In terms of winemaking, theirs is a shared role. Brigid, Roísìn, Moira, Marie-Therese are all involved, as well as their mother, Angelica. Growing up in and around vineyard sites in Oregon and Washington, the next generation of O’Reillys were raised around wine. And while they learned much from their parents, they’ve absorbed a lot from other angles within the industry as well.

“Our experience has not just been through our parents,” Brigid O’Reilly says. “We’ve had the opportunity to work in other great vineyards, tasting rooms and cellars.”

Presently, Distaff works closely with a pair of vineyards and treats them like family. It’s part of a legacy carried down the family tree, connections that began during the early Owen Roe era that carry on today.

“For us, it’s all about the relationships with the growers,” Brigid says. “Right now, we source from two vineyards, both farmed by our long-time friends. We trust them to grow our fruit to our specifications and they each farm sustainably, treat their employees incredibly well, and produce amazing fruit.”

Although produced in Yakima, the tasting room sits on the outskirts of Newberg. Inside an old airplane hangar overlooking a small landing strip, Distaff pours its work and ages many of its wines in barrel. Production at the moment measures about 4,000 cases annually, but with ample demand and some stellar placements — New Seasons, for example — that figure will surely rise.

Tasting through the flight, you’re likely to notice the bottles themselves before anything else. Distaff is working with recyclable plastic, which is easier on the environment. It requires less energy to produce and is easier to ship as it’s lighter in weight and doesn’t require a lot of the extra packaging glass needs.

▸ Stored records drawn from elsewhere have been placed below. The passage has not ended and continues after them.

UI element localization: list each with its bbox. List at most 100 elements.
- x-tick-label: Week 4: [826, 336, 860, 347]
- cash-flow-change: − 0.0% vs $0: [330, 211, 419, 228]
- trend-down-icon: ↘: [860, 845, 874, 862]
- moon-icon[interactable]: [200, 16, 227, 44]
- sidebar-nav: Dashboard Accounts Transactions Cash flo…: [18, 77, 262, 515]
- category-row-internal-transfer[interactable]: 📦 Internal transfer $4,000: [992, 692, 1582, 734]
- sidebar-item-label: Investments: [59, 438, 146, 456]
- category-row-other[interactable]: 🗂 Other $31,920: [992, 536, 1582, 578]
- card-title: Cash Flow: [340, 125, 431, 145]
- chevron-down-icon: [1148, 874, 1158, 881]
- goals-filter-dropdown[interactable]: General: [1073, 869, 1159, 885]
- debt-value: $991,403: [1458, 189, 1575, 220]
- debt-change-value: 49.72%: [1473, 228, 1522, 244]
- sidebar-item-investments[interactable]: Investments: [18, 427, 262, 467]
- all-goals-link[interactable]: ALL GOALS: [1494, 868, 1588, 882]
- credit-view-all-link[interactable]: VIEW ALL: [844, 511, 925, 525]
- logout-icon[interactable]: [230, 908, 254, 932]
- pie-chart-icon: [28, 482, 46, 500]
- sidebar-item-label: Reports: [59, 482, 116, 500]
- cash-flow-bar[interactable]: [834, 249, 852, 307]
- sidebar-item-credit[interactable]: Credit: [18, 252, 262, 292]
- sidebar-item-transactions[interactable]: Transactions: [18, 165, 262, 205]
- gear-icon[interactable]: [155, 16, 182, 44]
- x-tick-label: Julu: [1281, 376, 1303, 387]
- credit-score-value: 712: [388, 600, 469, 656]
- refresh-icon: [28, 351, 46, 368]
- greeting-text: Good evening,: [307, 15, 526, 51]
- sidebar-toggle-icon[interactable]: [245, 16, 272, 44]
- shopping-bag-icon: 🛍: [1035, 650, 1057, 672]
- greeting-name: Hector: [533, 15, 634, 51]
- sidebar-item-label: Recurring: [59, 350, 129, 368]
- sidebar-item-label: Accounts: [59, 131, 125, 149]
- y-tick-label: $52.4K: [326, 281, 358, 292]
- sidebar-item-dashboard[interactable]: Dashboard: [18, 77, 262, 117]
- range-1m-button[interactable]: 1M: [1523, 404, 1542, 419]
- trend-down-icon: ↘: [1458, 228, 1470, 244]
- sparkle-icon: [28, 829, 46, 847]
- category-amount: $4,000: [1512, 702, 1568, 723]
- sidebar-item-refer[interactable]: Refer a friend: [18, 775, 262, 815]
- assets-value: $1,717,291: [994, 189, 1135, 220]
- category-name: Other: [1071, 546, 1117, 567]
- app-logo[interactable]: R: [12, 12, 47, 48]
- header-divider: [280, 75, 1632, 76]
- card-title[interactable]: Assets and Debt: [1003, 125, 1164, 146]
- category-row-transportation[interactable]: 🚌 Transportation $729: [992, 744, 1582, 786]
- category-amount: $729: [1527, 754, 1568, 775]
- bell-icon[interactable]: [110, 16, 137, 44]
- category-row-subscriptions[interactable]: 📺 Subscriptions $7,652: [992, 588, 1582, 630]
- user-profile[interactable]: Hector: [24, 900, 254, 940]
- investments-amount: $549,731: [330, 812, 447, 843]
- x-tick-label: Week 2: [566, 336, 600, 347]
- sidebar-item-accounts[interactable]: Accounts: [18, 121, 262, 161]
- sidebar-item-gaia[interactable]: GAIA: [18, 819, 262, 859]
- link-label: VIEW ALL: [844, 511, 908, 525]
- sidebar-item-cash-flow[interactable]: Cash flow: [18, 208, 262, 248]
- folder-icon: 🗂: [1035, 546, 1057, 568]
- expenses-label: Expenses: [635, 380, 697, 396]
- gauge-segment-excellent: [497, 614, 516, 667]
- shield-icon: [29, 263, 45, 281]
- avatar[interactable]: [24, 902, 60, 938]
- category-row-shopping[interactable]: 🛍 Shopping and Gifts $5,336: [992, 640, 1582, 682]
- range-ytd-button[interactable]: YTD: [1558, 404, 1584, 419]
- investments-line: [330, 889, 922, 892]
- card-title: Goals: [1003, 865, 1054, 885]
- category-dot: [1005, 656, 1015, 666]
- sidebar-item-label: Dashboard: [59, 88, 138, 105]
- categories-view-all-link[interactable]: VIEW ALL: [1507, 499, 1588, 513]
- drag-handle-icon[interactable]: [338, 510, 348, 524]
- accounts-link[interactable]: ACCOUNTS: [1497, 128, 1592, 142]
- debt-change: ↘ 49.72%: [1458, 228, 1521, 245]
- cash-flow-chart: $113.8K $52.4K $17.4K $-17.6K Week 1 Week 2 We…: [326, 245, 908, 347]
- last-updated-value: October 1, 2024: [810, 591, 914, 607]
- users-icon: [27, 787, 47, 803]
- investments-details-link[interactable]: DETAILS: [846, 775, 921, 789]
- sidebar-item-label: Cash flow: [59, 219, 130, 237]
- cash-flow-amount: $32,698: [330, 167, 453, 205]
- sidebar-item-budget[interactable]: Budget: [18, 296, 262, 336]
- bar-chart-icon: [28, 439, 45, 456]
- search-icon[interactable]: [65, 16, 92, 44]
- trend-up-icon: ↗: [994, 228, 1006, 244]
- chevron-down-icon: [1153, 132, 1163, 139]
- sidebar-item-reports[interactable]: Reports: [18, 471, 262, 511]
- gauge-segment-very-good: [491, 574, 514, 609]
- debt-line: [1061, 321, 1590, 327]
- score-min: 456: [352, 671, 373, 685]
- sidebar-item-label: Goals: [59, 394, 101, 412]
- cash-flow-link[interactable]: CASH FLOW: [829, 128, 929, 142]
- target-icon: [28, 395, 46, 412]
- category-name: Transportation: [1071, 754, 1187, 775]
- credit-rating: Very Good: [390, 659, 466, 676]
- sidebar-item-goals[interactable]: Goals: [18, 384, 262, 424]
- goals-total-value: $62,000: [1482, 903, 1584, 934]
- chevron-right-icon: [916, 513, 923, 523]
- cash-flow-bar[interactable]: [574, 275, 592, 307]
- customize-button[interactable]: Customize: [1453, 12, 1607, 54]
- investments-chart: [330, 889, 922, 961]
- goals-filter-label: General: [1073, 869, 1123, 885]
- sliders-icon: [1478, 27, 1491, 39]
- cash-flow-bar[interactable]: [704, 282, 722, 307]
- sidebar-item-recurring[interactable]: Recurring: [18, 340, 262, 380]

Moreover, the majority of wine drinkers in this country drink their bottles within the first couple weeks of purchase, one more reason the glass-and-cork model can feel antiquated.

“We use PET plastic because it is so much more sustainable than glass, but we always have our eyes out for any new packaging material that comes to market,” Brigid explains. “One of our current changes that we are working on is switching out our aluminum screw-tops for the Nova-Twist PET twists, so that our entire bottle is PET and can be recycled even easier at the recycling facility.”

The wines are quite good. Of note is the bone-dry rosé — made primarily of Syrah — and the Sauvignon Blanc, which has understandably sold out. These two wines are part of the brand’s entry-level lineup, aptly dubbed the Nomen wines. The price points are extremely inviting, and with the fully recyclable vessels, they’re a win-win. With so many reaching for canned and boxed wines, it’s a clever bit of positioning that’s proved successful.

The higher-end wines tout the Distaff name and are bottled in glass — at least for now. Some interesting single varietals include a wildly fragrant Grenache, a Malbec, Cabernet Sauvignon, Cinsault and even a Blaufränkisch. Throughout, there’s a pleasant restraint with a moderate amount of new wood and fantastic texture. Tasting individual varietals often obscured in Rhône-style blends presents a cool opportunity. O’Reilly says someday she’d like to work with Picpoul, an ancient white from the south of France.

Inside the tasting room, a stand-up bar sits next to a sprawling barrel room with panoramic garage doors. The larger space features bright murals painted by mom Angelica. Upon closer look at the barrel stacks, you’ll see century-old vines dad David unearthed from one of his sites, perfectly preserved and resembling gallery-ready driftwood. It’s a quaint touch, and a fitting one given the family’s wine tradition.

What’s next for Distaff and Nomen? Brigid says her team has a couple of fun wines in barrel and they’re in the process of dreaming up some interesting blends and more single varietals. Perhaps most interestingly, the plan is to release a Super Tuscan wine this fall. It’s set to be the first wine outfitted with the new PET screw-top.

The female-run establishment is totally worth a visit. Guests can make a day of it, popping over to Longplay Wine’s new facility for a tasting or across the street to Caravan Coffee for some roasted caffeine. Given the nature of the buildings — ideal for towers of barrels and airy, urban-chic tasting rooms — there will likely be more wineries in this industrial neighborhood in the near future.